McMillan David J, Beiko R G, Geffers R, Buer Jan, Schouls L M, Vlaminckx B J M, Wannet W J B, Sriprakash K S, Chhatwal G S
German Research Centre for Biotechnology, Braunschweig, Germany.
Clin Infect Dis. 2006 Oct 1;43(7):884-91. doi: 10.1086/507537. Epub 2006 Aug 23.
The factors behind the reemergence of severe, invasive group A streptococcal (GAS) diseases are unclear, but it could be caused by altered genetic endowment in these organisms. However, data from previous studies assessing the association between single genetic factors and invasive disease are often conflicting, suggesting that other, as-yet unidentified factors are necessary for the development of this class of disease.
In this study, we used a targeted GAS virulence microarray containing 226 GAS genes to determine the virulence gene repertoires of 68 GAS isolates (42 associated with invasive disease and 28 associated with noninvasive disease) collected in a defined geographic location during a contiguous time period. We then employed 3 advanced machine learning methods (genetic algorithm neural network, support vector machines, and classification trees) to identify genes with an increased association with invasive disease.
Virulence gene profiles of individual GAS isolates varied extensively among these geographically and temporally related strains. Using genetic algorithm neural network analysis, we identified 3 genes with a marginal overrepresentation in invasive disease isolates. Significantly, 2 of these genes, ssa and mf4, encoded superantigens but were only present in a restricted set of GAS M-types. The third gene, spa, was found in variable distributions in all M-types in the study.
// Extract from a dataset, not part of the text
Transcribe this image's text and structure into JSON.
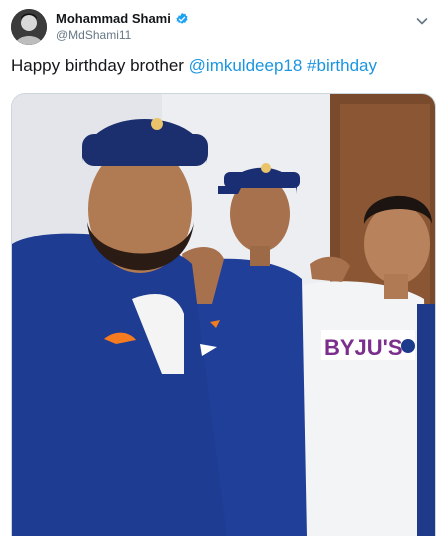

Our comprehensive analysis of GAS virulence profiles provides strong evidence for the incongruent relationships among any of the 226 genes represented on the array and the overall propensity of GAS to cause invasive disease, underscoring the pathogenic complexity of these diseases, as well as the importance of multiple bacteria and/or host factors.
A 组链球菌(GAS)严重侵袭性疾病再度出现的背后因素尚不清楚,但可能是这些病原体的基因禀赋发生了改变所致。然而,以往评估单一遗传因素与侵袭性疾病之间关联的研究数据往往相互矛盾,这表明这类疾病的发生还需要其他尚未明确的因素。
在本研究中,我们使用了一种包含226个GAS基因的靶向GAS毒力微阵列,来确定在一个特定地理位置连续时间段内收集的68株GAS分离株(42株与侵袭性疾病相关,28株与非侵袭性疾病相关)的毒力基因库。然后,我们采用3种先进的机器学习方法(遗传算法神经网络、支持向量机和分类树)来识别与侵袭性疾病关联增加的基因。
在这些地理和时间相关的菌株中,单个GAS分离株的毒力基因谱差异很大。使用遗传算法神经网络分析,我们鉴定出3个在侵袭性疾病分离株中略有过量表达的基因。值得注意的是,其中2个基因ssa和mf4编码超抗原,但仅存在于一组有限的GAS M型中。第三个基因spa在研究的所有M型中分布各不相同。
我们对GAS毒力谱的综合分析为阵列上所代表的226个基因中的任何一个与GAS导致侵袭性疾病的总体倾向之间不一致的关系提供了有力证据,强调了这些疾病的致病复杂性以及多种细菌和/或宿主因素的重要性。